No more bizarre than allowing other groups the same option. I have pro-conservationists advertise their cause in this same exact manner.
posted by Oxydude at 6:06 AM on April 9, 2002

I have pro-conservationists advertise their cause...

Maybe we can get some "Choose Logging" or "Choose Oil Spills" tags to counter that horrible trend..
posted by eas98 at 7:45 AM on April 9, 2002

And if one group can make $$ off of state-issued license plates, why not other groups? How is this being decided?

Other groups can have their own plates in Florida. I have a Jaguars license plate. To create a new plate, a group must fork over $60,000, pay for a sample survey that shows 15,000 people would buy the plate and fulfill other requirements.

These plates raise a lot of money for charitable groups. Florida's Save the Manatee plate has raised $27 million for relief efforts to save these bizarre sea cows, who frequently get mowed down by speedboats.
posted by rcade at 7:52 AM on April 9, 2002

While we're at it, guess who was on our campus today.... (WARNING: graphic images)... The Center for Bio-Ethical Reform and their GAP program.

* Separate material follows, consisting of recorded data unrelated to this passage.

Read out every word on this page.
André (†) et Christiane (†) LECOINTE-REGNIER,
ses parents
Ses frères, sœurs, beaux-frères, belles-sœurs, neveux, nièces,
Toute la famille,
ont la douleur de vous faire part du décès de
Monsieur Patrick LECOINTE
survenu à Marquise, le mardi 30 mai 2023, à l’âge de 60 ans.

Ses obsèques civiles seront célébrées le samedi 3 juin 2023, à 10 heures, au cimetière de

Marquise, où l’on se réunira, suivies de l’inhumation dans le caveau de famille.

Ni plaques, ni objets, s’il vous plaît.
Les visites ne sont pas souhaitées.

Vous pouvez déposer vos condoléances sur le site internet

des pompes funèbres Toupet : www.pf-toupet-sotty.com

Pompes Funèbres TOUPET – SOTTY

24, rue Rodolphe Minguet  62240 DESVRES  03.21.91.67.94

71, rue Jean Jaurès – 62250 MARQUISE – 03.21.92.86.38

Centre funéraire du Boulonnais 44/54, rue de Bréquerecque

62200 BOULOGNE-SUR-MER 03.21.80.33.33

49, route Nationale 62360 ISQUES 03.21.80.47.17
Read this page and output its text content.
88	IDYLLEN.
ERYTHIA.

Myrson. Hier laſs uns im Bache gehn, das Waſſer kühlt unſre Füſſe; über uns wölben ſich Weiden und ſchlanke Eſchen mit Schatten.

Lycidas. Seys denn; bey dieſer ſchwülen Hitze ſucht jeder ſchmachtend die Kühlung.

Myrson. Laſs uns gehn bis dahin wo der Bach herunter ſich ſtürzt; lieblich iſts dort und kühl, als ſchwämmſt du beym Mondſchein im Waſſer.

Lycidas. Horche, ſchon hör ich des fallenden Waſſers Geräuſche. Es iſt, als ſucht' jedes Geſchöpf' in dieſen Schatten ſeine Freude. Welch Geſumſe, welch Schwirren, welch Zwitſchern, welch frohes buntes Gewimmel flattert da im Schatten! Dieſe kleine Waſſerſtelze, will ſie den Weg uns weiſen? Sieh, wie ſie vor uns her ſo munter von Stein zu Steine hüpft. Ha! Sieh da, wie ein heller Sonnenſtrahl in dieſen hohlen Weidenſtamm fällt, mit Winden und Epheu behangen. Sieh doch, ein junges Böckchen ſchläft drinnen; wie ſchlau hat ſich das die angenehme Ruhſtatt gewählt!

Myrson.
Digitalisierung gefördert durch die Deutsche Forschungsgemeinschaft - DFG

Text for those who don't want to go there:

The Genocide Awareness Project (GAP) is a traveling photo-mural exhibit which compares the contemporary genocide of abortion to historically recognized forms of genocide. Its purpose is to make it as difficult as possible for people to deny that abortion is an act of violence which kills a baby. GAP is not aimed at a particular organization or event. We go where large numbers of people gather because they will not come to us.

It is our policy to treat everyone who approaches our display with respect. We do not yell or use amplified sound. CBR holds staff and volunteers to strict rules of engagement. We know that the images we display are not pleasant. They represent injustice of such magnitude that words alone cannot adequately convey their evil. Until injustice is recognized, however, it cannot be eradicated.

By placing abortion images alongside traditionally recognized forms of genocide we are expanding the context in which people think about abortion. Throughout history, we as a society have a sad legacy of dehumanizing those who get in our way or have something we want. Once a people group is dehumanized, it is very easy to justify their mistreatment and destruction. Such is the current plight of the unborn child.

While CBR realizes that each form of genocide differs from the next in terms of method and motivation, there are more than enough similarities to merit our comparisons. Here's why.

I wanted to post a link to this on the front page and discuss, but I knew it would cause too much of a stir.
posted by tomplus2 at 8:16 AM on April 9, 2002

I find it very odd that the state would approve of a cause whose goal it is to overturn a federal law. I serously doubt we'd see a "Legalize It!" plate or a "Close Our Borders to All the Damn Foreigners!" plate.

I'm so happy that I don't live in Kansas.
posted by Down10 at 10:16 AM on April 9, 2002

No more bizarre than allowing other groups the same option.

Exactly. It's bizarre anyway. Although the ambiguous "choose life" message might make this one a bit weirder.
posted by bingo at 10:27 AM on April 9, 2002

"I find it very odd that the state would approve of a cause whose goal it is to overturn a federal law."

Slavery was legal at one time. The mere existence of a law does not mean it is a just one.